Déjà jouer au Mondial nous remplit de fierté et de joie! L’équipe nationale du football s’est qualifiée aux côtés de 31 autres pays censés être les meilleurs de la sphère magique. «Bien sûr qu’on sort la tête haute», estiment quelques blogueurs. «Quand tu tiens tête à des équipes mondiales et championnes, tu ne peux que sortir la tête haute, même si battue (...) Nous avons des joueurs qui peuvent être fiers de ce qu’ils ont fait et même du fait qu'ils ont réussi à esquisser un sourire sur le visage des Egyptiens et une joie dans leurs cœurs après s'être qualifié au Mondial, après 28 ans d'absence», peut-on aussi lire.

Si les Pharaons ont été éliminés prématurément, ce n’est pas la fin du monde. Le grand Mo Salah, blessé, a changé la donne. Mais les Egyptiens avaient-ils vraiment raison de résumer toute l’équipe en la seule personne de l’international de Liverpool qui fait trembler les filets de l’équipe adverse chaque fois qu’il est dans le jeu? L’attaquant égyptien, joueur africain de l’année, meilleur joueur du Championnat d’Angleterre, est un prétendant crédible au prochain Ballon d’or.

Or, à force de faire croire aux 100 millions d’Egyptiens que l’Egypte n’est pas la même avec ou sans Mo Salah, on a excessivement basculé dans la frustration lorsque l’équipe nationale a été menée 3 à 1 par la Russie. Autant d’enthousiasme autant de déception!

«Les Pharaons ont bien joué. Mais nous avons perdu», déplorent certains. Ils ont donné leur meilleur au jeu même si la chance ne s’est pas placée de leur côté pour finir. Une autoflagellation n’est pas donc la meilleure des réactions. Il faudrait mieux préciser les lacunes survenues lors des matches disputés avec l’Uruguay puis la Russie afin de pouvoir améliorer la prestation des 11 joueurs censés former une équipe en pleine cohésion et harmonie. Chacun d’eux est un maillon fort du système d’Hector Cuper par leur maturité tactique et leur capacité à donner vie à chaque coin du terrain.

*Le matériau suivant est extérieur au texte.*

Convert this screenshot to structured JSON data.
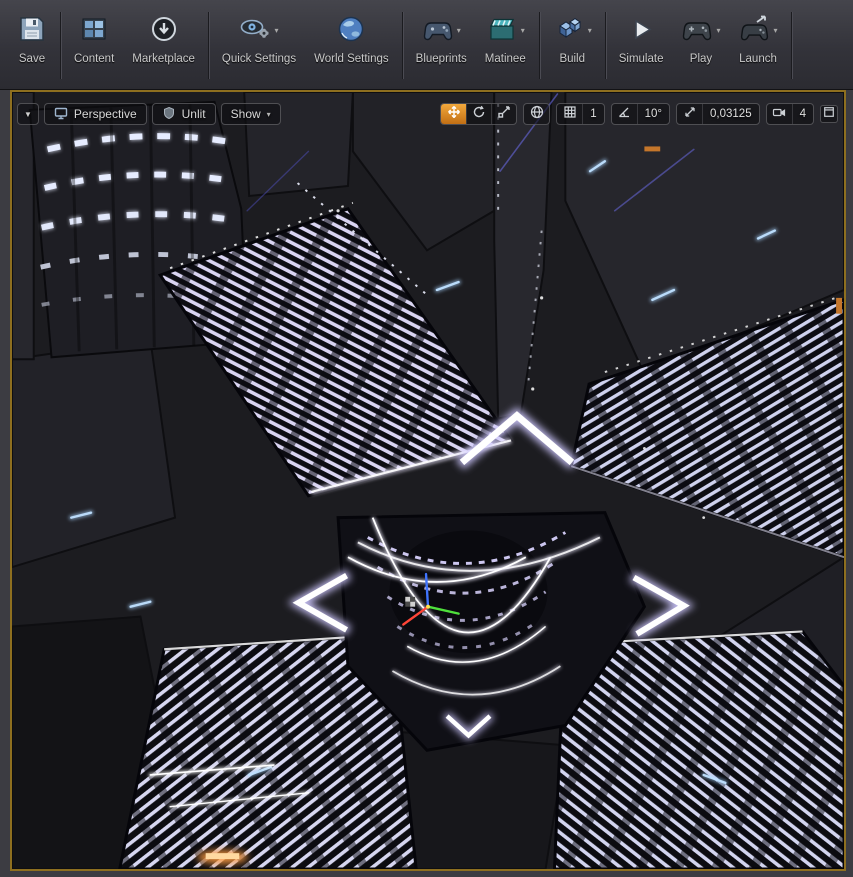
{
  "toolbar": {
    "dropdown_caret": "▾",
    "buttons": [
      {
        "id": "save",
        "label": "Save",
        "dropdown": false
      },
      {
        "id": "content",
        "label": "Content",
        "dropdown": false
      },
      {
        "id": "marketplace",
        "label": "Marketplace",
        "dropdown": false
      },
      {
        "id": "quick-settings",
        "label": "Quick Settings",
        "dropdown": true
      },
      {
        "id": "world-settings",
        "label": "World Settings",
        "dropdown": false
      },
      {
        "id": "blueprints",
        "label": "Blueprints",
        "dropdown": true
      },
      {
        "id": "matinee",
        "label": "Matinee",
        "dropdown": true
      },
      {
        "id": "build",
        "label": "Build",
        "dropdown": true
      },
      {
        "id": "simulate",
        "label": "Simulate",
        "dropdown": false
      },
      {
        "id": "play",
        "label": "Play",
        "dropdown": true
      },
      {
        "id": "launch",
        "label": "Launch",
        "dropdown": true
      }
    ]
  },
  "viewport": {
    "options_caret": "▼",
    "toolbar_left": {
      "perspective_label": "Perspective",
      "view_mode_label": "Unlit",
      "show_label": "Show"
    },
    "toolbar_right": {
      "active_tool": "move",
      "grid_snap_value": "1",
      "rotation_snap_value": "10°",
      "scale_snap_value": "0,03125",
      "camera_speed_value": "4"
    },
    "border_color": "#8e6f1f"
  },
  "colors": {
    "active_tool_orange": "#d08326",
    "glow_light": "#e6e2fa",
    "toolbar_bg": "#33333a"
  }
}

Si des blagues parfois mal placées circulent sur les réseaux sociaux, c’est que leurs auteurs, bien intentionnés dirait-on, souhaitent atténuer la déception. La plaisanterie est un remède prouvé contre le désappointement, ce qui pousse souvent les Egyptiens, peuple ayant beaucoup d’esprit, de tourner en dérision ce qui lui fait mal pour garder sa capacité de supporter les dures épreuves et les mauvaises surprises. Le football demeure avant tout un sport. Un gagnant, un perdant, c’est bien là toute la philosophie des sports dans leur intégralité censés aider les gens à se rapprocher, mettre de côté leurs divergences et encourager le bon jeu!

 

Nouvelle baisse de la subvention aux carburants

Le gouvernement a procédé à une nouvelle baisse de la subvention aux carburants. Cette décision rentre dans le cadre des plans de réforme économique. Ce n’est aucunement pas une douche froide, le plan ne datant pas d’hier! Depuis son ascension au pouvoir, le chef d’Etat avait annoncé une restructuration de l’économie égyptienne pour corriger le système des subventions aux produits pétroliers et ajuster les distorsions des prix. Il fallait soumettre le système des subventions au bistouri d’un brillant chirurgien afin de rendre justice à de larges pans de la société qui bénéficiaient à peine, sinon nullement, des produits subventionnés. La levée progressive de la subvention aux carburants et à l’énergie en général avait fait effectivement une longue et profonde étude par plusieurs organes, tant à l’intérieur qu’à l’extérieur. Si c’est vrai que le gouvernement avait déjà augmenté les prix de l’électricité et de l’eau potable au début du mois de juin, il est effectivement attendu que ces hausses devraient générer près de trois milliards de dollars pour le Trésor égyptien. Une belle bouffée d’oxygène qui devra faire revivre plusieurs secteurs en manque alarmante de ressources, à l’instar des secteurs de la santé ou de l’enseignement.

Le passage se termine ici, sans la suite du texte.